1, accumulation method.

The accumulation method is a method to solve the general term formula of the original series by constructing a new series. It obtains a new series by adding the terms of the original series in turn, which has certain regularity, so it is easy to obtain the general term formula of the original series.

2, cumulative multiplication.

Cumulative multiplication is a method to solve the general term formula of the original series by constructing a new series. It obtains a new series by multiplying the terms of the original series in turn, which has certain regularity, so that the general term formula of the original series can be easily obtained.

3. Construction method.

Construction method is a method to solve the general term formula of the original sequence by constructing a new sequence. By observing the laws of the original sequence, it constructs an auxiliary sequence related to the original sequence, which has certain regularity, so that the general term formula of the original sequence can be easily obtained.

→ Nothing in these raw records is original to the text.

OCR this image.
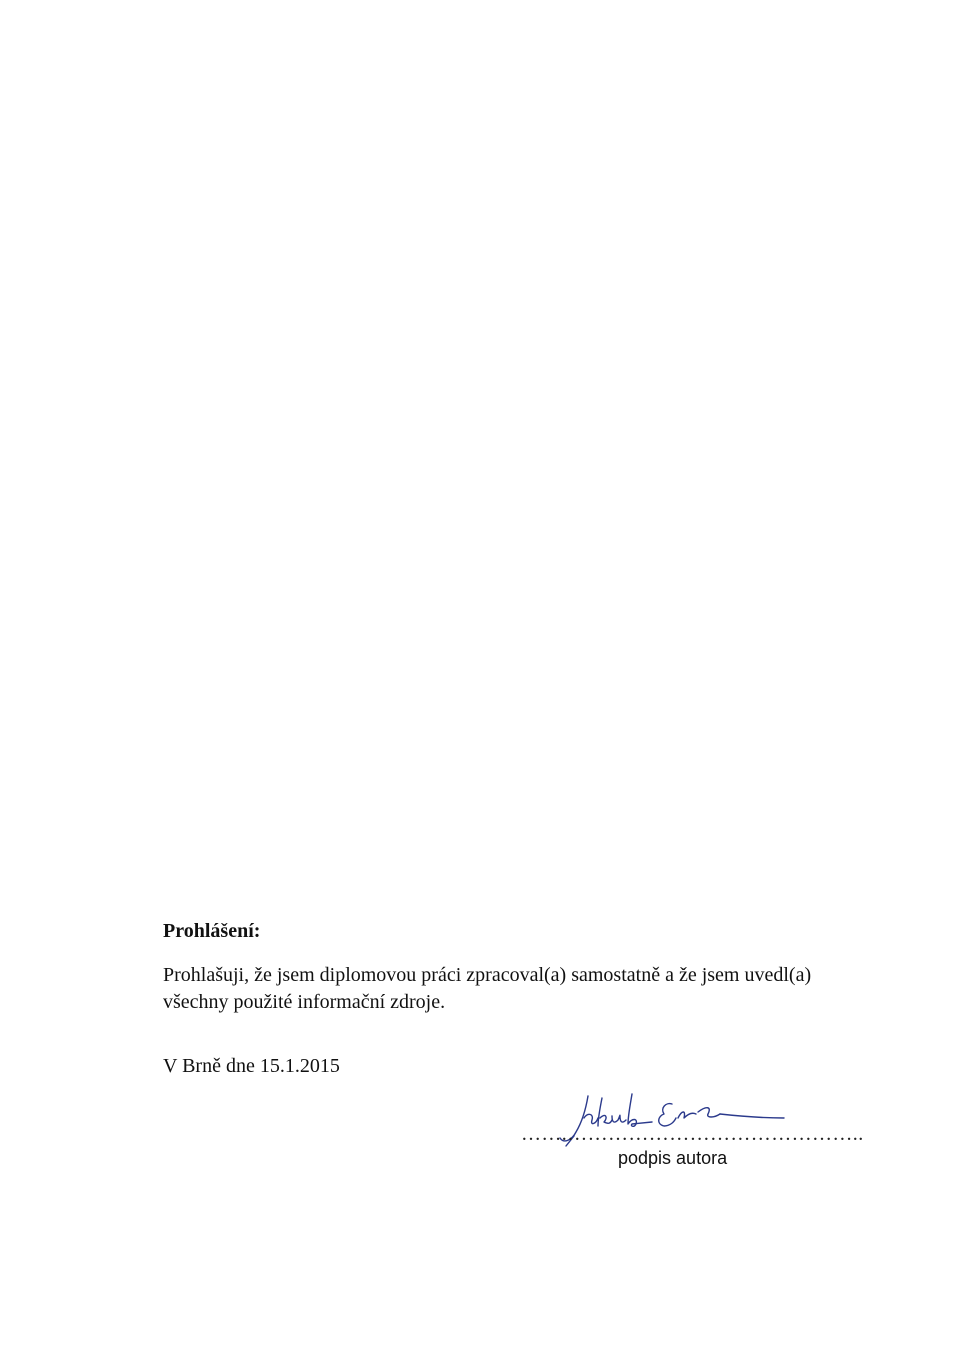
Prohlášení:

Prohlašuji, že jsem diplomovou práci zpracoval(a) samostatně a že jsem uvedl(a)
všechny použité informační zdroje.

V Brně dne 15.1.2015

…….……………………………………..
podpis autora
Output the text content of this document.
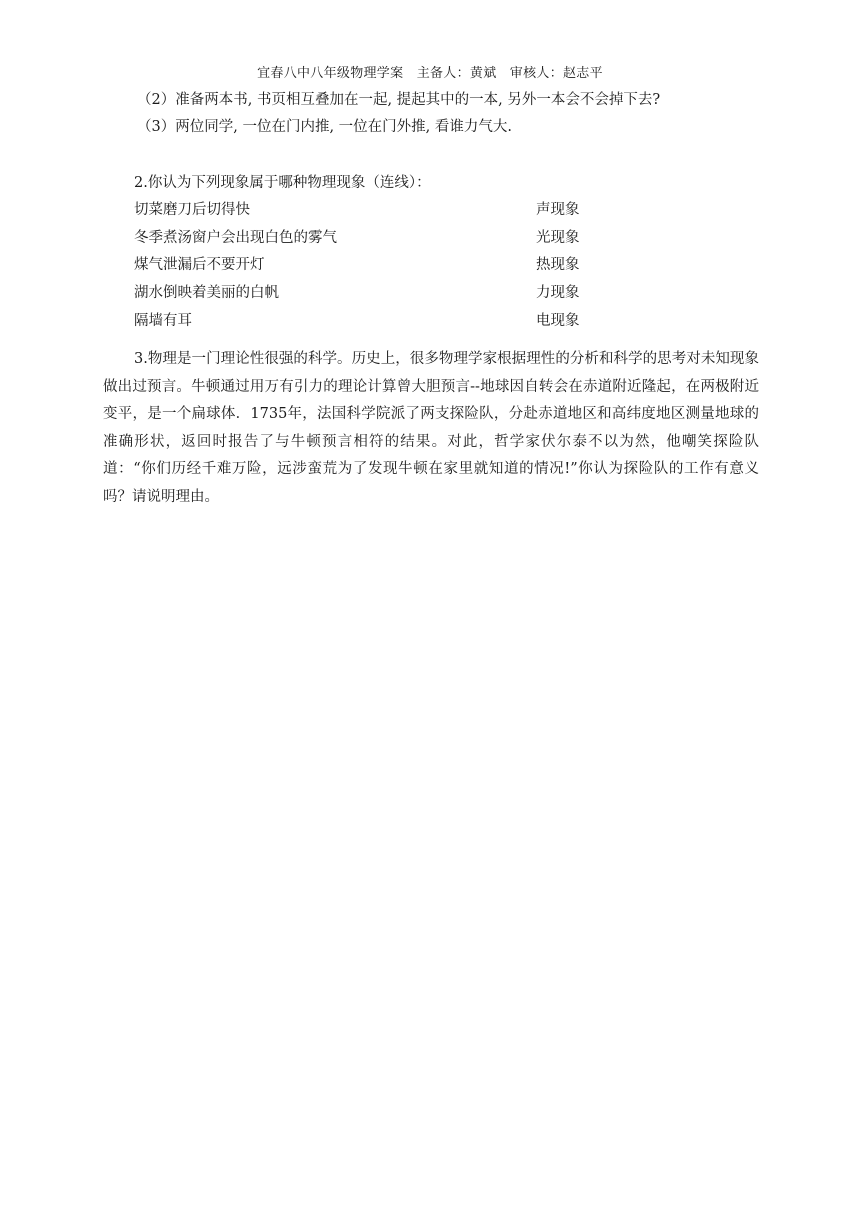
宜春八中八年级物理学案　主备人：黄斌　审核人：赵志平
（2）准备两本书, 书页相互叠加在一起, 提起其中的一本, 另外一本会不会掉下去?
（3）两位同学, 一位在门内推, 一位在门外推, 看谁力气大.
2.你认为下列现象属于哪种物理现象（连线）：
切菜磨刀后切得快
冬季煮汤窗户会出现白色的雾气
煤气泄漏后不要开灯
湖水倒映着美丽的白帆
隔墙有耳
声现象
光现象
热现象
力现象
电现象

3.物理是一门理论性很强的科学。历史上，很多物理学家根据理性的分析和科学的思考对未知现象做出过预言。牛顿通过用万有引力的理论计算曾大胆预言--地球因自转会在赤道附近隆起，在两极附近变平，是一个扁球体．1735年，法国科学院派了两支探险队，分赴赤道地区和高纬度地区测量地球的准确形状，返回时报告了与牛顿预言相符的结果。对此，哲学家伏尔泰不以为然，他嘲笑探险队道：“你们历经千难万险，远涉蛮荒为了发现牛顿在家里就知道的情况!”你认为探险队的工作有意义吗？请说明理由。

Application of mathematical sequence;

1, Application of arithmetic progression and geometric progression in Installment Payment.

Installment payment is a common way of consumption. When buying bulk goods or services, reduce the pressure of one-time payment by installment. In the installment payment, it usually involves the application in arithmetic progression and geometric progression.

Arithmetic progression's application in installment payment is reflected in the amount to be paid each month. Generally speaking, the amount to be paid is the same every month, which is the tolerance of arithmetic progression. Through arithmetic progression's summation formula, the relationship between the total payment amount and the total payment period can be calculated.

The application of geometric series in installment payment is reflected in the interest that needs to be paid every month. Generally speaking, the interest to be paid every month is increased by a certain proportion, which is the ratio of common geometric series. The relationship between total interest and total payment periods can be calculated by the summation formula of equal ratio series.

2. The application of sequence in computer science.

There are many problems in computer science that require the knowledge of sequences. In data compression, the laws of Fibonacci series and other series are needed to realize the compression algorithm; In cryptography, some special sequences (such as Mobius inversion sequence) are needed to realize encryption and decryption algorithms; In image processing, some special sequences (such as Fourier transform) are needed to realize image transformation and processing.

3. The application of series in economic field.

In the economic field, series also has many applications. In the problem of population growth, we need to use geometric series to represent the situation of population growth; In the calculation of bank interest, arithmetic progression and geometric series are needed to express the relationship between deposit and interest. In stock price fluctuation, some special sequences (such as Brownian motion) are needed to express the randomness of price fluctuation.